Sind bei euch in letzter Zeit lebendige Handys durch den Hörsaal geturnt? Oder erinnert ihr euch noch an an die 85-jährige Mary Woodbridge, die mit ihrem Hund Daisy den Mount Everest besteigen wollte? Wenn ja, dann habt keine Sorge; ihr seid nicht verrückt. Ihr werdet nur Zeuge der zunehmenden Verbreitung von sogenanntem Guerilla-Marketing.

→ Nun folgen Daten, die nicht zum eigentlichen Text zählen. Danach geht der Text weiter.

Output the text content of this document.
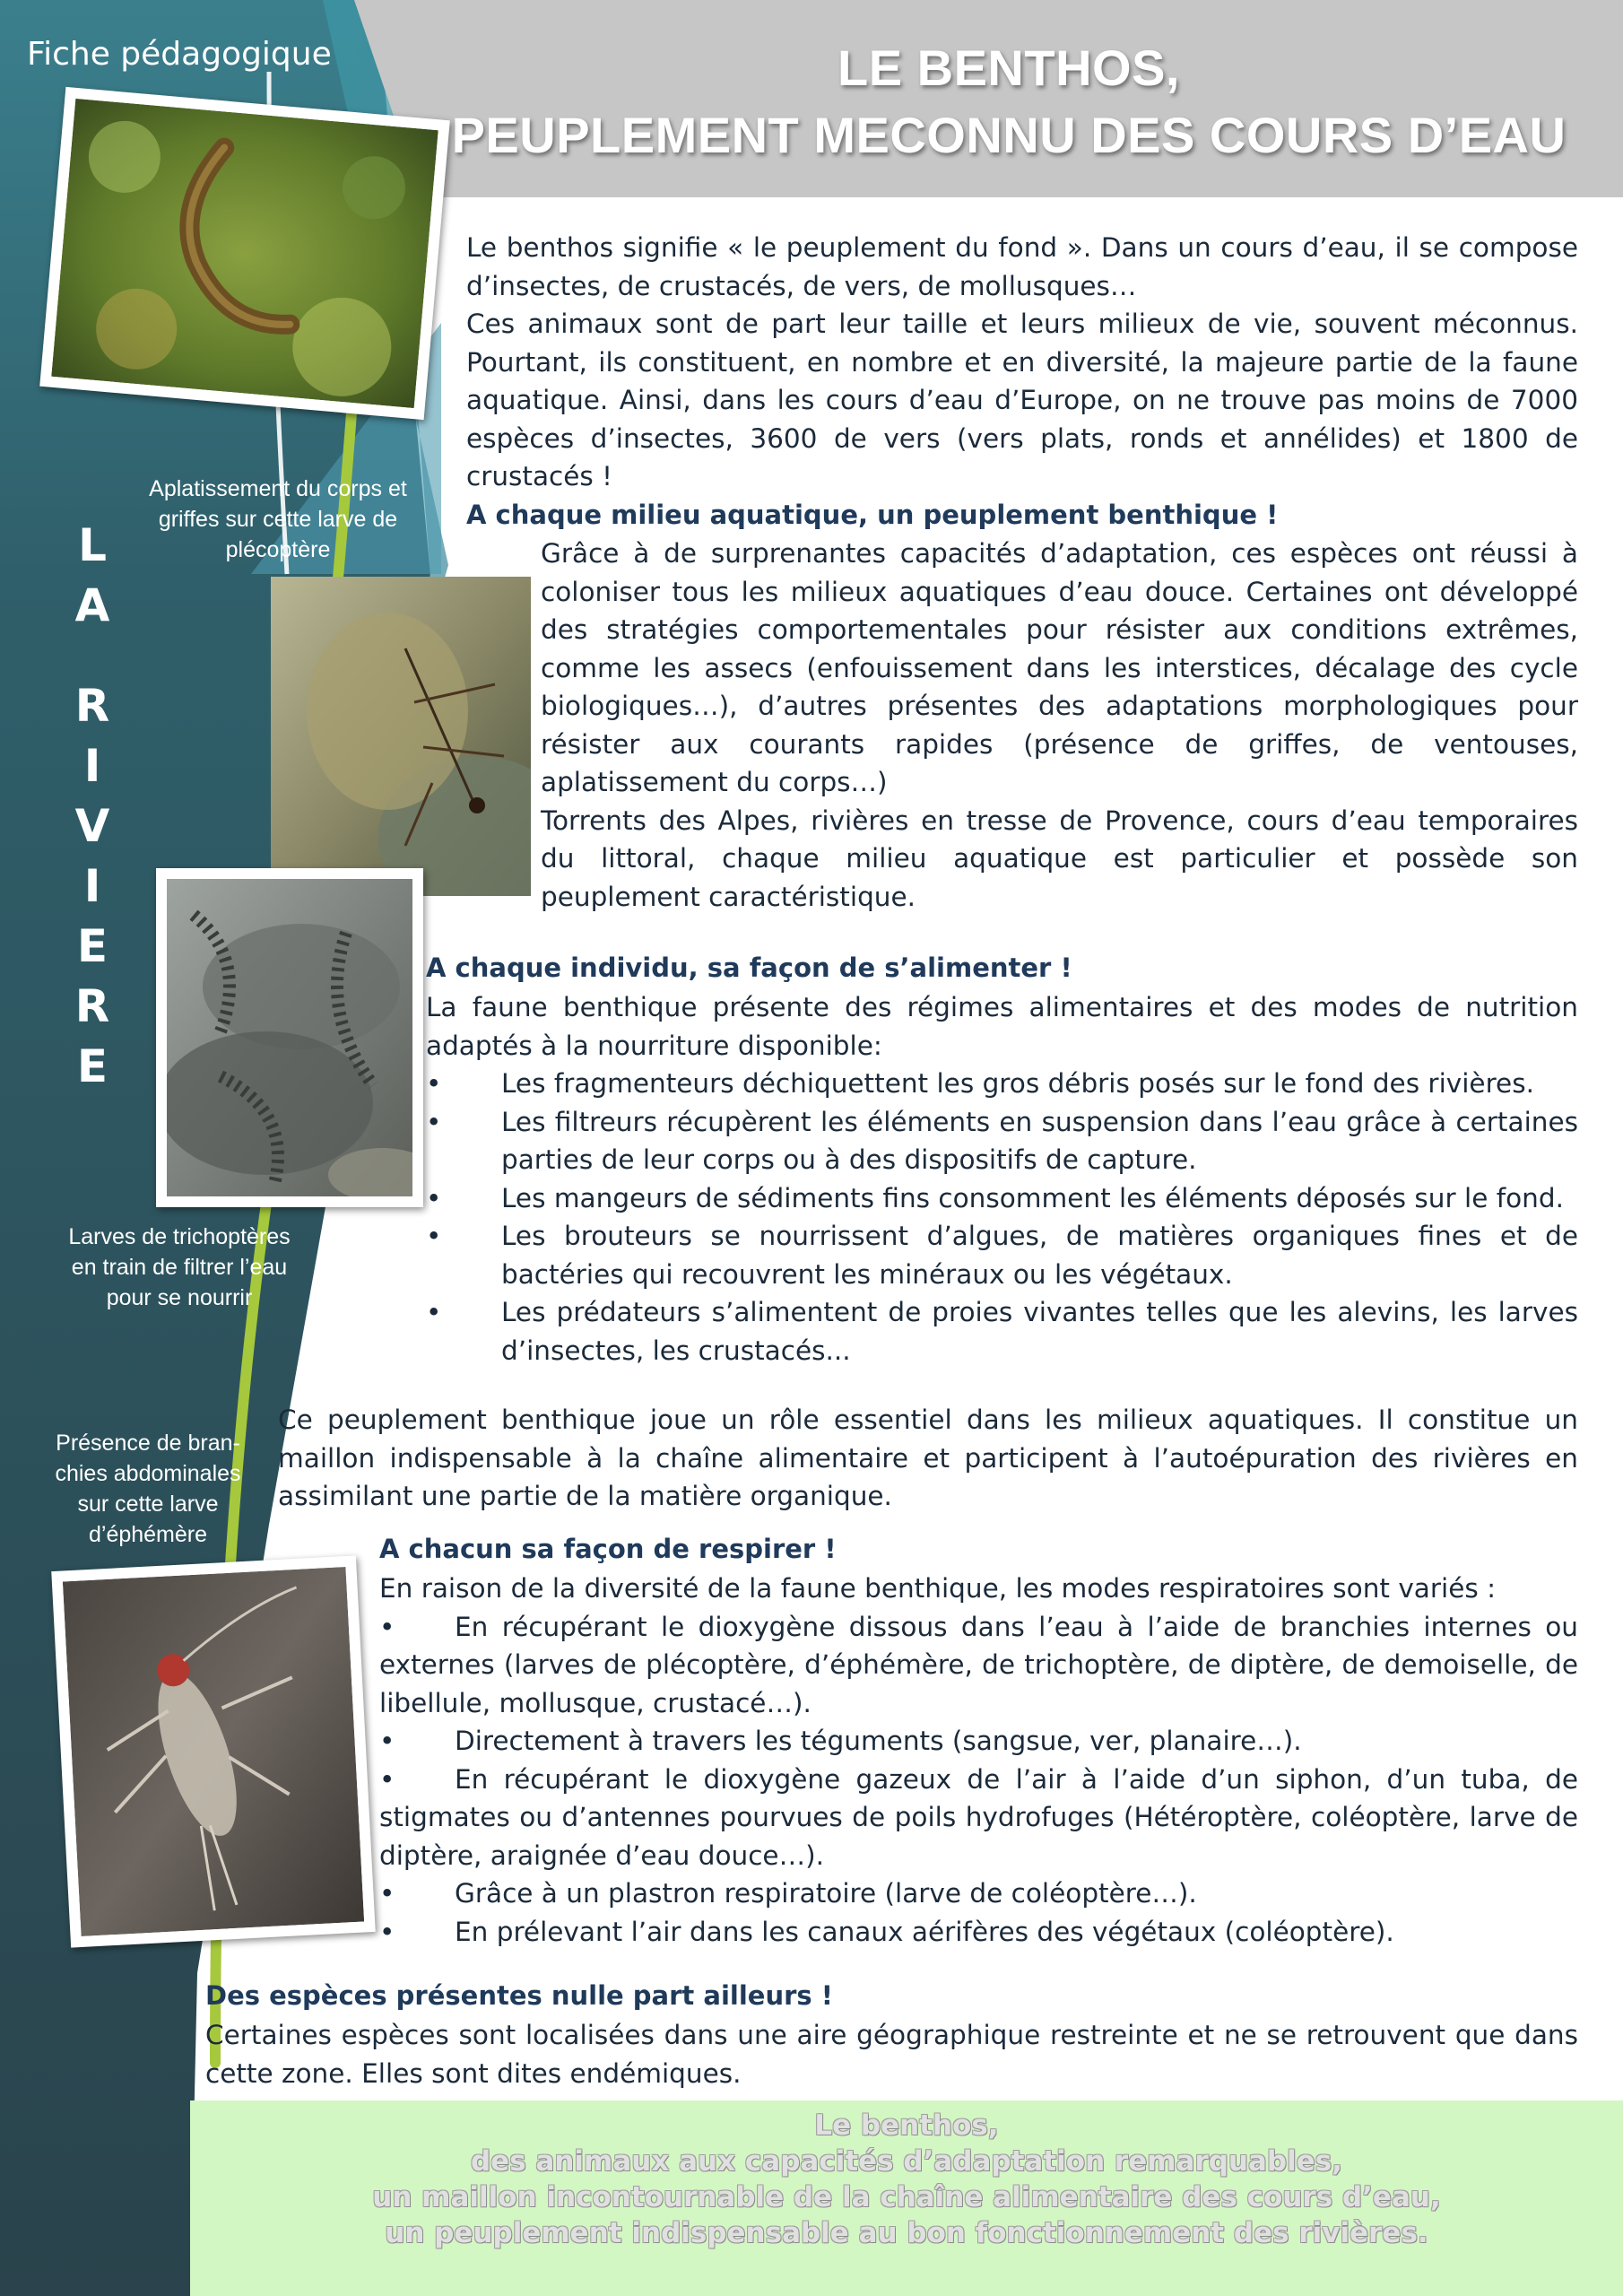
LE BENTHOS,
PEUPLEMENT MECONNU DES COURS D’EAU
Fiche pédagogique
L
A
R
I
V
I
E
R
E
Aplatissement du corps et
griffes sur cette larve de
plécoptère
Larves de trichoptères
en train de filtrer l’eau
pour se nourrir
Présence de bran-
chies abdominales
sur cette larve
d’éphémère

Le benthos signifie « le peuplement du fond ». Dans un cours d’eau, il se compose d’insectes, de crustacés, de vers, de mollusques…

Ces animaux sont de part leur taille et leurs milieux de vie, souvent méconnus. Pourtant, ils constituent, en nombre et en diversité, la majeure partie de la faune aquatique. Ainsi, dans les cours d’eau d’Europe, on ne trouve pas moins de 7000 espèces d’insectes, 3600 de vers (vers plats, ronds et annélides) et 1800 de crustacés !

A chaque milieu aquatique, un peuplement benthique !

Grâce à de surprenantes capacités d’adaptation, ces espèces ont réussi à coloniser tous les milieux aquatiques d’eau douce. Certaines ont développé des stratégies comportementales pour résister aux conditions extrêmes, comme les assecs (enfouissement dans les interstices, décalage des cycle biologiques…), d’autres présentes des adaptations morphologiques pour résister aux courants rapides (présence de griffes, de ventouses, aplatissement du corps…)

Torrents des Alpes, rivières en tresse de Provence, cours d’eau temporaires du littoral, chaque milieu aquatique est particulier et possède son peuplement caractéristique.

A chaque individu, sa façon de s’alimenter !

La faune benthique présente des régimes alimentaires et des modes de nutrition adaptés à la nourriture disponible:

• Les fragmenteurs déchiquettent les gros débris posés sur le fond des rivières.
• Les filtreurs récupèrent les éléments en suspension dans l’eau grâce à certaines parties de leur corps ou à des dispositifs de capture.
• Les mangeurs de sédiments fins consomment les éléments déposés sur le fond.
• Les brouteurs se nourrissent d’algues, de matières organiques fines et de bactéries qui recouvrent les minéraux ou les végétaux.
• Les prédateurs s’alimentent de proies vivantes telles que les alevins, les larves d’insectes, les crustacés...

Ce peuplement benthique joue un rôle essentiel dans les milieux aquatiques. Il constitue un maillon indispensable à la chaîne alimentaire et participent à l’autoépuration des rivières en assimilant une partie de la matière organique.

A chacun sa façon de respirer !

En raison de la diversité de la faune benthique, les modes respiratoires sont variés :

• En récupérant le dioxygène dissous dans l’eau à l’aide de branchies internes ou externes (larves de plécoptère, d’éphémère, de trichoptère, de diptère, de demoiselle, de libellule, mollusque, crustacé…).

• Directement à travers les téguments (sangsue, ver, planaire…).

• En récupérant le dioxygène gazeux de l’air à l’aide d’un siphon, d’un tuba, de stigmates ou d’antennes pourvues de poils hydrofuges (Hétéroptère, coléoptère, larve de diptère, araignée d’eau douce…).

• Grâce à un plastron respiratoire (larve de coléoptère…).

• En prélevant l’air dans les canaux aérifères des végétaux (coléoptère).

Des espèces présentes nulle part ailleurs !

Certaines espèces sont localisées dans une aire géographique restreinte et ne se retrouvent que dans cette zone. Elles sont dites endémiques.

Le benthos,
des animaux aux capacités d’adaptation remarquables,
un maillon incontournable de la chaîne alimentaire des cours d’eau,
un peuplement indispensable au bon fonctionnement des rivières.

Der Siegeszug der Marketing-Guerillas
Wer „Werbung” hört, der denkt als erstes an die ständigen Unterbrechungen des abendlichen Spielfilms oder öde Plakate an Litfaßsäulen. Doch schon längst hat die Industrie auf die Sättigung der Konsumenten mit herkömmlicher Werbung reagiert. Das Zauberwort heißt “Guerilla-Marketing”.

Geprägt wurde der Begriff in den 80er Jahren von dem Amerikaner Jay Conrad Levinson. Damals hatten die mittelständischen Unternehmen in den USA mit der Rezession in Folge der beiden Ölpreisschocks zu kämpfen. Wer trotz widriger Umstände bestehen wollte, der musste beim Absatz der eigenen Produkte neue Wege beschreiten. Unter diesen Umständen kam  Levinsons inzwischen in 37 Sprachen übersetzter Erstling, das „Guerilla-Marketing Handbuch” genau zur richtigen Zeit.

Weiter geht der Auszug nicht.